When I was little, I always got so excited about learning — until I got to the actual learning part of learning. In third grade, when I had to memorize the geographical location of all 50 states, I took great pleasure in unrolling a large poster of the United States, using a pencil to point out each state, and speaking to an imaginary audience about the name of that state and what was special about it. But when it came time to take the test, I was lost and ended up failing.
In fourth grade I planted some grass in a cup and placed it on my desk. I was so excited — maybe I’d be an archaeologist! (I thought that’s what archaeologists did). When aphids appeared on my leaves of grass, I was even more thrilled. Maybe I’d be a paleontologist! Yet, my interest in watching how aphids crawled over the grass was more about what I would say about them if I were on a television show dedicated to my personal knowledge of aphids. That excited me. Aphids did not. I got rid of the aphids as soon as I imagined them escaping the cup of grass and crawling up my nose. Playing make-believe and pretending was always more fun than actually doing anything.
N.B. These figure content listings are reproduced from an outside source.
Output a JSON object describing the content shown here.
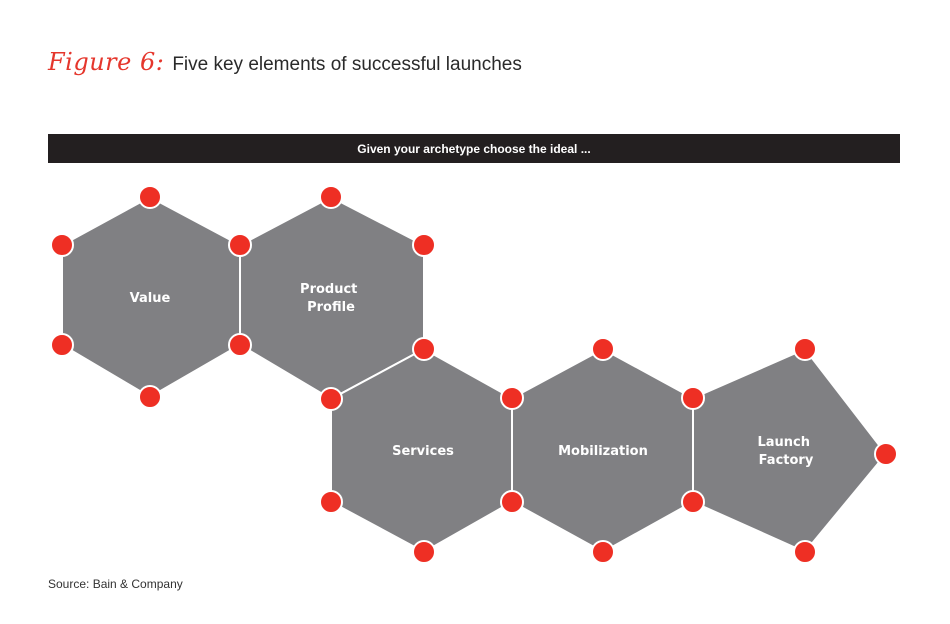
{
  "figure": {
    "label": "Figure 6:",
    "title": "Five key elements of successful launches"
  },
  "banner": {
    "text": "Given your archetype choose the ideal ..."
  },
  "elements": [
    {
      "lines": [
        "Value"
      ]
    },
    {
      "lines": [
        "Product",
        "Profile"
      ]
    },
    {
      "lines": [
        "Services"
      ]
    },
    {
      "lines": [
        "Mobilization"
      ]
    },
    {
      "lines": [
        "Launch",
        "Factory"
      ]
    }
  ],
  "colors": {
    "accent": "#ee2f24",
    "shape_fill": "#808083",
    "banner_bg": "#231f20"
  },
  "source": "Source: Bain & Company"
}
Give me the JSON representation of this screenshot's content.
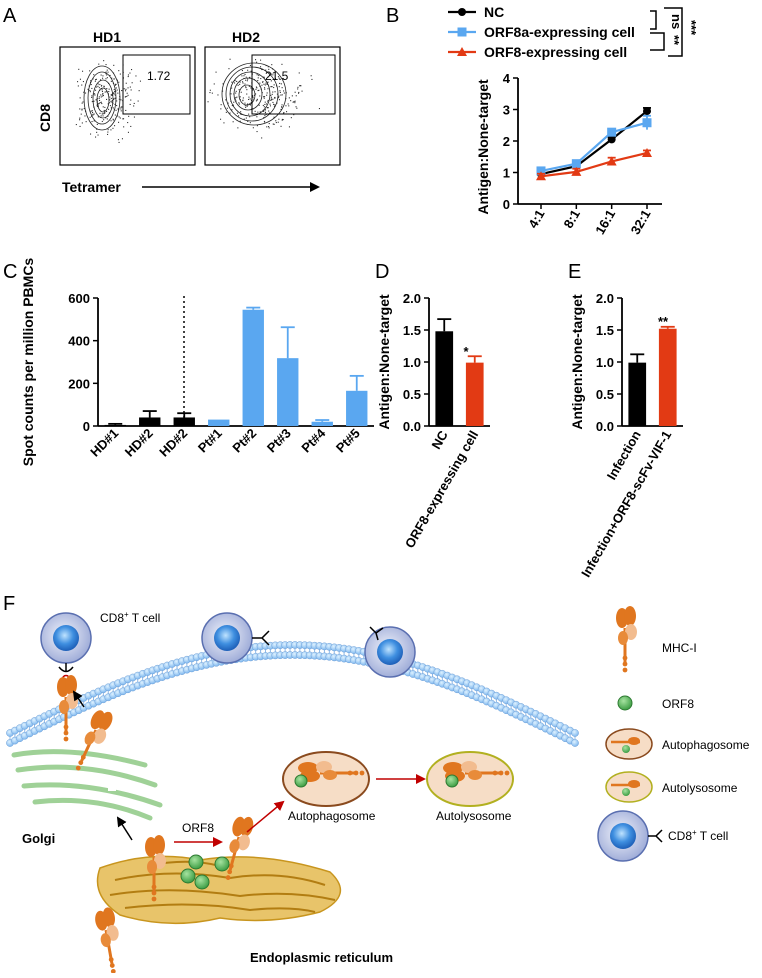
{
  "panels": {
    "A": "A",
    "B": "B",
    "C": "C",
    "D": "D",
    "E": "E",
    "F": "F"
  },
  "panel_a": {
    "plots": [
      {
        "title": "HD1",
        "gate_value": "1.72"
      },
      {
        "title": "HD2",
        "gate_value": "21.5"
      }
    ],
    "ylabel": "CD8",
    "xlabel": "Tetramer"
  },
  "significance": {
    "b_ns": "ns",
    "b_double": "**",
    "b_triple": "***",
    "d": "*",
    "e": "**"
  },
  "chart_data": [
    {
      "id": "B",
      "type": "line",
      "categories": [
        "4:1",
        "8:1",
        "16:1",
        "32:1"
      ],
      "series": [
        {
          "name": "NC",
          "values": [
            0.95,
            1.2,
            2.05,
            2.95
          ],
          "errors": [
            0.05,
            0.05,
            0.07,
            0.1
          ],
          "color": "#000000",
          "marker": "circle"
        },
        {
          "name": "ORF8a-expressing cell",
          "values": [
            1.05,
            1.28,
            2.28,
            2.58
          ],
          "errors": [
            0.07,
            0.06,
            0.1,
            0.22
          ],
          "color": "#5aa7f0",
          "marker": "square"
        },
        {
          "name": "ORF8-expressing cell",
          "values": [
            0.88,
            1.02,
            1.35,
            1.62
          ],
          "errors": [
            0.08,
            0.1,
            0.12,
            0.08
          ],
          "color": "#e23a14",
          "marker": "triangle"
        }
      ],
      "ylabel": "Antigen:None-target",
      "ylim": [
        0,
        4
      ],
      "yticks": [
        "0",
        "1",
        "2",
        "3",
        "4"
      ]
    },
    {
      "id": "C",
      "type": "bar",
      "categories": [
        "HD#1",
        "HD#2",
        "HD#2",
        "Pt#1",
        "Pt#2",
        "Pt#3",
        "Pt#4",
        "Pt#5"
      ],
      "values": [
        5,
        40,
        40,
        30,
        545,
        318,
        20,
        165
      ],
      "errors": [
        5,
        30,
        20,
        0,
        10,
        145,
        8,
        70
      ],
      "colors": [
        "#000000",
        "#000000",
        "#000000",
        "#5aa7f0",
        "#5aa7f0",
        "#5aa7f0",
        "#5aa7f0",
        "#5aa7f0"
      ],
      "ylabel": "Spot counts per million PBMCs",
      "ylim": [
        0,
        600
      ],
      "yticks": [
        "0",
        "200",
        "400",
        "600"
      ]
    },
    {
      "id": "D",
      "type": "bar",
      "categories": [
        "NC",
        "ORF8-expressing cell"
      ],
      "values": [
        1.48,
        0.99
      ],
      "errors": [
        0.19,
        0.1
      ],
      "colors": [
        "#000000",
        "#e23a14"
      ],
      "ylabel": "Antigen:None-target",
      "ylim": [
        0,
        2.0
      ],
      "yticks": [
        "0.0",
        "0.5",
        "1.0",
        "1.5",
        "2.0"
      ]
    },
    {
      "id": "E",
      "type": "bar",
      "categories": [
        "Infection",
        "Infection+ORF8-scFv-VIF-1"
      ],
      "values": [
        0.99,
        1.52
      ],
      "errors": [
        0.13,
        0.03
      ],
      "colors": [
        "#000000",
        "#e23a14"
      ],
      "ylabel": "Antigen:None-target",
      "ylim": [
        0,
        2.0
      ],
      "yticks": [
        "0.0",
        "0.5",
        "1.0",
        "1.5",
        "2.0"
      ]
    }
  ],
  "diagram": {
    "cd8_cell": "CD8",
    "cd8_sup": "+",
    "cd8_rest": " T cell",
    "golgi": "Golgi",
    "orf8": "ORF8",
    "autophagosome": "Autophagosome",
    "autolysosome": "Autolysosome",
    "er": "Endoplasmic reticulum",
    "legend": {
      "mhc": "MHC-I",
      "orf8": "ORF8",
      "autophagosome": "Autophagosome",
      "autolysosome": "Autolysosome",
      "cd8": "CD8",
      "cd8_sup": "+",
      "cd8_rest": " T cell"
    }
  },
  "colors": {
    "blue": "#5aa7f0",
    "red": "#e23a14",
    "black": "#000000",
    "orange": "#e0761f",
    "green": "#5bb85b"
  }
}
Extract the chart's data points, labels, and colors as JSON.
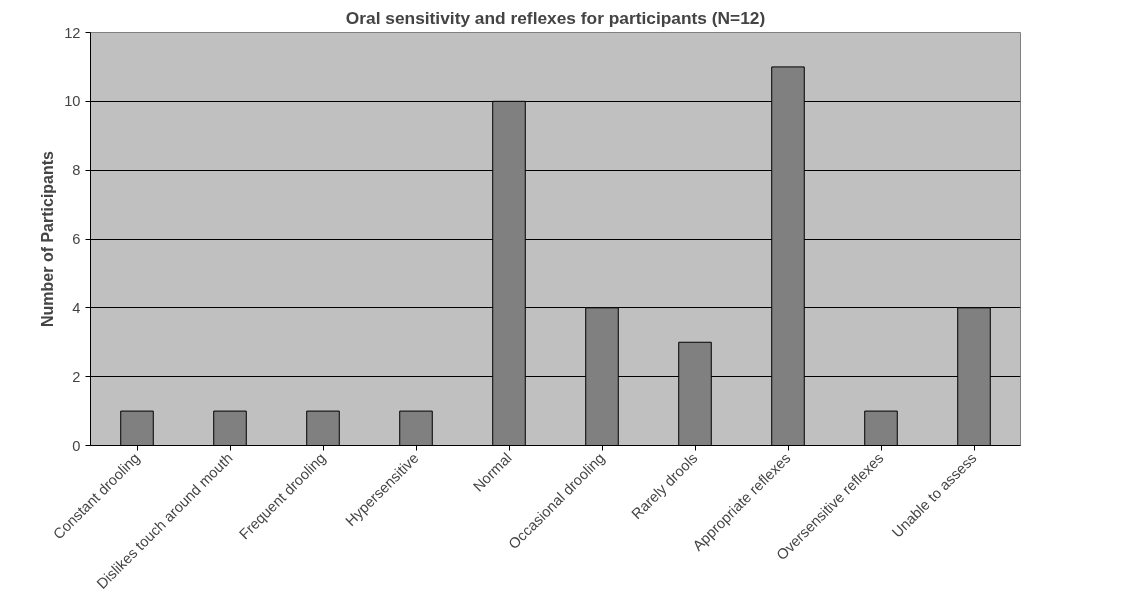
{
  "chart_data": {
    "type": "bar",
    "title": "Oral sensitivity and reflexes for participants (N=12)",
    "ylabel": "Number of Participants",
    "categories": [
      "Constant drooling",
      "Dislikes touch around mouth",
      "Frequent drooling",
      "Hypersensitive",
      "Normal",
      "Occasional drooling",
      "Rarely drools",
      "Appropriate reflexes",
      "Oversensitive reflexes",
      "Unable to assess"
    ],
    "values": [
      1,
      1,
      1,
      1,
      10,
      4,
      3,
      11,
      1,
      4
    ],
    "color": "#808080",
    "ylim": [
      0,
      12
    ],
    "yticks": [
      0,
      2,
      4,
      6,
      8,
      10,
      12
    ],
    "grid": "y"
  }
}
That’s kind of how I found user experience design.
I was in my fourth and final year at the University of Maryland. I had changed my degree from theater to economics to ease my parents’ worries, and signed up for a few fun courses out of utter boredom. One was Multimedia Design and the other was Astronomy. When I began to struggle in Astronomy (which was early) I decided to make my final project for Multimedia Design an interactive astronomy guide. It was brilliant! I would learn about astronomy by creating an astronomy teaching tool. I ended up getting an A in Multimedia Design. And a D in Astronomy.
But I had fallen in love. With Photoshop. And HTML. Being on the computer didn’t feel like work to me. Finally I’d found something I actually liked learning.
After graduation I got a job as a receptionist at a small graphic design studio. I figured I could work my way up from answering phones to Senior Designer. About a month after I started, I approached the owners about making such a leap. “You don’t even have a design degree!” they laughed, and I sulked back to my post at the phones. This job was horrible. I hated answering phones, I hated ordering office supplies and I hated…okay that’s all I did. Sometimes they’d let me cut up print outs and paste them to a piece of cardboard to present to clients. One time I wasn’t paying attention and I sliced about 2 mm of my index finger off. I was so mortified they’d find out, or see blood all over their glossies, that all I did was apply pressure and run to the bathroom. I wasn’t getting anywhere in this job.
But one day I sat behind the front desk reading a design magazine, and in the very back was an ad for a graduate program in digital design. They called it Information Design and Technology in those days (insert hardy old person’s laugh here). It was at Georgia Tech in Atlanta. Something clicked. I knew that’s where I was going to go. Even after looking closer and seeing that the application deadline had already passed, I was undeterred. I was applying anyway. And I was getting in.
I immediately sent in my application and didn’t even wait for an acceptance letter to quit my job. I booked a ticket to Atlanta to meet the professors. I lined up a summer job interview at MindSpring. My parents thought I was crazy. Looking back, I guess I sort of was. I’ve always felt unsure of exactly what I wanted to do with my life, but I have these rare moments of total clarity where everything is perfectly clear. This was one of those moments. I walked around Atlanta even though Atlanta isn’t a walking city at all and I had no idea where I was most of the time. I met the professors and told them I’d already gotten the summer job at MindSpring, which I hadn’t. I went to my job interview at MindSpring and told them I had already been accepted to the program at Georgia Tech, which I also hadn’t. It didn’t matter though. Thankfully, both my acceptance letter and job offer came through and a month later my parents were driving me and all my stuff down to Atlanta for good.
Two years later I graduated with my Masters of Science in Information Design and Technology, and the rest is sort of history.